Die gute Wirkung des Schweifes hinsichtlich des Gleichgewichtes des Drachens hängt vorzüglich von dem gehörigen Verhältnisse der Länge und Schwere desselben zu der Größe des Drachens und der Stärke des Windes ab. Es muß daher bei jedem Drachen unter verschiedener Starke des Windes das Verhältnis des Schweifes zu dem Drachen durch Versuche bestimmt werden. In mehreren Fällen ist eine Schnur, die 10 bis 12 Mahl so lange, als der Drache, und gehörig dik ist, hinreichend; in anderen Fällen waren mehrere kleinere Schnüre, in Zwischenräumen verschlungen, mit einem Brettchen am Ende des Schweifes eben so gut.

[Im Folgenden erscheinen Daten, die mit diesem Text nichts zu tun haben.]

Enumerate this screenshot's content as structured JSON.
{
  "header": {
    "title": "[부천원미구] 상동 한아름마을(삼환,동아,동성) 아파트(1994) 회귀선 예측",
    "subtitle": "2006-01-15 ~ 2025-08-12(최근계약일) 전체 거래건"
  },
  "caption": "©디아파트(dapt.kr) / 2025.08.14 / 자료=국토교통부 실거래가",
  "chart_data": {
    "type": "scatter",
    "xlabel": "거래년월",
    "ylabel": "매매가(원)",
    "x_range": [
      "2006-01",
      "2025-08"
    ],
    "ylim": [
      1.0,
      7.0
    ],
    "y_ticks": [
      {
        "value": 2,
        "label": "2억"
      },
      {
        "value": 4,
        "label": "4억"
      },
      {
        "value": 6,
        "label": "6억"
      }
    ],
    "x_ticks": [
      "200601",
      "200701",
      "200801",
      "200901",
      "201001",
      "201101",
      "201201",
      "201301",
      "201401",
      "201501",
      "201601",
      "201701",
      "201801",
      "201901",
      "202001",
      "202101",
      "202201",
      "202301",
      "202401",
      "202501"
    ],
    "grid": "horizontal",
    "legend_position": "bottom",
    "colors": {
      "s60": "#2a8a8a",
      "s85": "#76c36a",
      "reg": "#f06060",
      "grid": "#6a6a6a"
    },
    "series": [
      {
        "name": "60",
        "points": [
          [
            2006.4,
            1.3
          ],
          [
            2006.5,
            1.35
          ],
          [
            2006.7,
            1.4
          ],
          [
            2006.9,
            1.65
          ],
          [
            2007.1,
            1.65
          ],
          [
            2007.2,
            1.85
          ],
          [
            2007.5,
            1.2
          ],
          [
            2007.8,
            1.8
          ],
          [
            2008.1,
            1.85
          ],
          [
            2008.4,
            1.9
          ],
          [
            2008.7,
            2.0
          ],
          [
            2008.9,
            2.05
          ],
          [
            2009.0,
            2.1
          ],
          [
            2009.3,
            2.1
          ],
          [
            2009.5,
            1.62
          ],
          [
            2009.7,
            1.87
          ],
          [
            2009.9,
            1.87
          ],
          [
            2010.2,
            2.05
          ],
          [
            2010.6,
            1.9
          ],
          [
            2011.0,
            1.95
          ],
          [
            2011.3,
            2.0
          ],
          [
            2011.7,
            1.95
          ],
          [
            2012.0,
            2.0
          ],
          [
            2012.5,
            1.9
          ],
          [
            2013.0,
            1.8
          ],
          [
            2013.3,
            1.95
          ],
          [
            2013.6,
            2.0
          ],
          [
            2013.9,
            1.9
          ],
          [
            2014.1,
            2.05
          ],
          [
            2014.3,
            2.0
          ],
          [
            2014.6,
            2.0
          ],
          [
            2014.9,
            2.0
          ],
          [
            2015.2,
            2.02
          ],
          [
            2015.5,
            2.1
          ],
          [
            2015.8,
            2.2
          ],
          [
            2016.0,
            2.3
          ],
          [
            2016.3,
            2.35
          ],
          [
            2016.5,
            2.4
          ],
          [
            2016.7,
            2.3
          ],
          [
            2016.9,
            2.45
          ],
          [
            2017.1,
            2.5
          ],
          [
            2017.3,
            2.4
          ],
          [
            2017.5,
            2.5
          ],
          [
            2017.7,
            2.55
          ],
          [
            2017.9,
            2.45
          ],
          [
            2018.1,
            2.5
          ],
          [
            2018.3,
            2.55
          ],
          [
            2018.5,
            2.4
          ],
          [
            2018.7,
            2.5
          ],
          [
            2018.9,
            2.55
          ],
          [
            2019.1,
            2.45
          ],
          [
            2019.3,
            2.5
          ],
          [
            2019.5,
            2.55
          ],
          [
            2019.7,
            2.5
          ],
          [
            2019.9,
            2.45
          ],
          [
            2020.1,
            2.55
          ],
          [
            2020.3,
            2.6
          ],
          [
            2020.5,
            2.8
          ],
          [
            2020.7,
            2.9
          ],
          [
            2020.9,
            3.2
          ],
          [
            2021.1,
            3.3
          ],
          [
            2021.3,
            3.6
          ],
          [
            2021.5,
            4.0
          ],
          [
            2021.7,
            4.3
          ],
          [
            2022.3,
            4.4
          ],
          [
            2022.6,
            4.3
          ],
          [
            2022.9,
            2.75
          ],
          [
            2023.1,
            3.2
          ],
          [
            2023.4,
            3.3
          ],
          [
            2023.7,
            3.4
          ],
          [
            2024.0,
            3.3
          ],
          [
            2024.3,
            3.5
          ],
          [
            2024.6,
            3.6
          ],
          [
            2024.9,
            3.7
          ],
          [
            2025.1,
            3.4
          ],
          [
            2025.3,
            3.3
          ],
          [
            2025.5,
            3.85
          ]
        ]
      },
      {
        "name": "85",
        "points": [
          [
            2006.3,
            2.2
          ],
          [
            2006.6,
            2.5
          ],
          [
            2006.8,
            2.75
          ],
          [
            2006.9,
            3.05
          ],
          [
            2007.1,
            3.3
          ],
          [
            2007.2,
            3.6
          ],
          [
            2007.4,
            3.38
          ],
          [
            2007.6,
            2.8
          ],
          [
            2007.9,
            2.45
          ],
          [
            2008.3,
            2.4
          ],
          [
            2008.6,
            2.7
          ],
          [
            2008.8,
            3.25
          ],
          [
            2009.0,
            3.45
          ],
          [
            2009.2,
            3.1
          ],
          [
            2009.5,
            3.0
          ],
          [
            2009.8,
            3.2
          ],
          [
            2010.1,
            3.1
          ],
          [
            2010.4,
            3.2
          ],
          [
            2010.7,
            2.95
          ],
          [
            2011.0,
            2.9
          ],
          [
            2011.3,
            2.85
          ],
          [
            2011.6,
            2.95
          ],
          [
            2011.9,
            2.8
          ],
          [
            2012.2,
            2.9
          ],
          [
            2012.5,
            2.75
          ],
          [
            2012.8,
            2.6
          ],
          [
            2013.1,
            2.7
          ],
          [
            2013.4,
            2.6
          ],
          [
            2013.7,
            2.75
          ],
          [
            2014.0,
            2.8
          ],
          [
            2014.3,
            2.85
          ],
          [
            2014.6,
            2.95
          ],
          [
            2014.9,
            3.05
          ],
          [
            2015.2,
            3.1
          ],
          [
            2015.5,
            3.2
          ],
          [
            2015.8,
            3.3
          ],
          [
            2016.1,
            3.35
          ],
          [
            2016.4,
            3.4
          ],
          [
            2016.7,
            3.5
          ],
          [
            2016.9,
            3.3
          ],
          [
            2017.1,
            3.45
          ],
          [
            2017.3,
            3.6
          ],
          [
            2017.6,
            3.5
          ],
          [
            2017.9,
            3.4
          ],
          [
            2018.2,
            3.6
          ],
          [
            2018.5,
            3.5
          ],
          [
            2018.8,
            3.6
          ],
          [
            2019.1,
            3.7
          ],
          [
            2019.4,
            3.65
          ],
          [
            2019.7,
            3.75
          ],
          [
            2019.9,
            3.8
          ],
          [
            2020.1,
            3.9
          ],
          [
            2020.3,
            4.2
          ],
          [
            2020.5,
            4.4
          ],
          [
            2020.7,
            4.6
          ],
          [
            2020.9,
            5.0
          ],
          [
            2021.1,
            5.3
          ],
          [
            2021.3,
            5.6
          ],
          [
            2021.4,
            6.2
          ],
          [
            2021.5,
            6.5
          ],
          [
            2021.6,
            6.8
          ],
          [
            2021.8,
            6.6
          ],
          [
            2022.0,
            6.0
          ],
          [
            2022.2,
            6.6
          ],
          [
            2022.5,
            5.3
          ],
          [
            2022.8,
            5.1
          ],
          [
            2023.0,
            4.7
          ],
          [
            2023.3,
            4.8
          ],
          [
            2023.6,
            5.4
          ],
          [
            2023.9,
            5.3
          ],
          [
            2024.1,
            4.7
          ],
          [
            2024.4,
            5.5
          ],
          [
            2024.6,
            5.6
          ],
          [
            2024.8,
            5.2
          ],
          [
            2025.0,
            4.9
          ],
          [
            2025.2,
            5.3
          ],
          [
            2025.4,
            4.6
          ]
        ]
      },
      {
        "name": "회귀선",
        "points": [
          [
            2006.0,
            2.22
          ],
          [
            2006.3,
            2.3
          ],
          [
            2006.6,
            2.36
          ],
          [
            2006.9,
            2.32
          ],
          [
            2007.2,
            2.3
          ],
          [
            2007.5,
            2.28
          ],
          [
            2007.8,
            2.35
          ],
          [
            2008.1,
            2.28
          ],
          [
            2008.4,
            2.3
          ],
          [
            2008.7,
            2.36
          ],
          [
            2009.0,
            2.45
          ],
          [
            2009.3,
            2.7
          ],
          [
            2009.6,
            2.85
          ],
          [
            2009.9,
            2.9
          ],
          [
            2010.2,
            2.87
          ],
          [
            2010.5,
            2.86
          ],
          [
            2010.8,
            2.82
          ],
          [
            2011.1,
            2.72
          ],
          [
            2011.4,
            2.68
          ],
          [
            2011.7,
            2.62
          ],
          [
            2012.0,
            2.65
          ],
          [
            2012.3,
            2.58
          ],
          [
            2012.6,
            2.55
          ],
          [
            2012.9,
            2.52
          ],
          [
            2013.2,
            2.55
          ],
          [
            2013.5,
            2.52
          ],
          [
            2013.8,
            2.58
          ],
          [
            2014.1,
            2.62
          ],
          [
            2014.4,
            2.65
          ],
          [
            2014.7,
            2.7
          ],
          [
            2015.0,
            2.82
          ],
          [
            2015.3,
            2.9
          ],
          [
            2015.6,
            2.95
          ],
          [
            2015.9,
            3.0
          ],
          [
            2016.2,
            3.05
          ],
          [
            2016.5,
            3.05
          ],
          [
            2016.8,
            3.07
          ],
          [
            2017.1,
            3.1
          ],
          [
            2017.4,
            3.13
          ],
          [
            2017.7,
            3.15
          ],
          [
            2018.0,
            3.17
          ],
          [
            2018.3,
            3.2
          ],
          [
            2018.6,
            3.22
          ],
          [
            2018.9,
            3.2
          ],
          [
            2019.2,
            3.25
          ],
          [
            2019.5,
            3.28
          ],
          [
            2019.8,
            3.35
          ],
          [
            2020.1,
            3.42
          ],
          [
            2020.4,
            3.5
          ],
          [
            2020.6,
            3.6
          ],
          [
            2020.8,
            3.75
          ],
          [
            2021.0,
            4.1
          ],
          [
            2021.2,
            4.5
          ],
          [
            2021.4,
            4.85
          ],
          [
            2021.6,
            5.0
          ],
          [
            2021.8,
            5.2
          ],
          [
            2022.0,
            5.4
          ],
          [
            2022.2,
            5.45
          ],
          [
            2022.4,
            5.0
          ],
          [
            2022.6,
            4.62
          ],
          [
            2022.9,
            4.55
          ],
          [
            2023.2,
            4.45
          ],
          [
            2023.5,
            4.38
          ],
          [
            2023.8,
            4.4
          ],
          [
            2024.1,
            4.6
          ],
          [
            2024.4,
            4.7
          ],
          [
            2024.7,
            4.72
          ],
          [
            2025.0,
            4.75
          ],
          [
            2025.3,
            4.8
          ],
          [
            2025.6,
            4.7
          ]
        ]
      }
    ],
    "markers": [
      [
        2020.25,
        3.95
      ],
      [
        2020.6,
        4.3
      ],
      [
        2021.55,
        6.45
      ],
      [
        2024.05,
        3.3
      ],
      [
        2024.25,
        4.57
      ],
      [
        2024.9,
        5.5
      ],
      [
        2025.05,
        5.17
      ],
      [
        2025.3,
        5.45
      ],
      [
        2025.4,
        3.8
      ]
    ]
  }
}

Bei dem Befestigen der leine an dem Anker muß ein bedeutender Theil derselben los herabhängen, damit bei dem Lösen des Apparates nichts in Unordnung geräth. Es könnte selbst räthlich seyn, einen metallenen Ring von einigem Gewichte an derselben durchzuziehen.

Der Anker kann auch an dem unteren Ende des Drachens angebracht werden, immer muß aber die Schnur vorn daran befestigt seyn, damit er bei dem Fallen nicht umschlägt.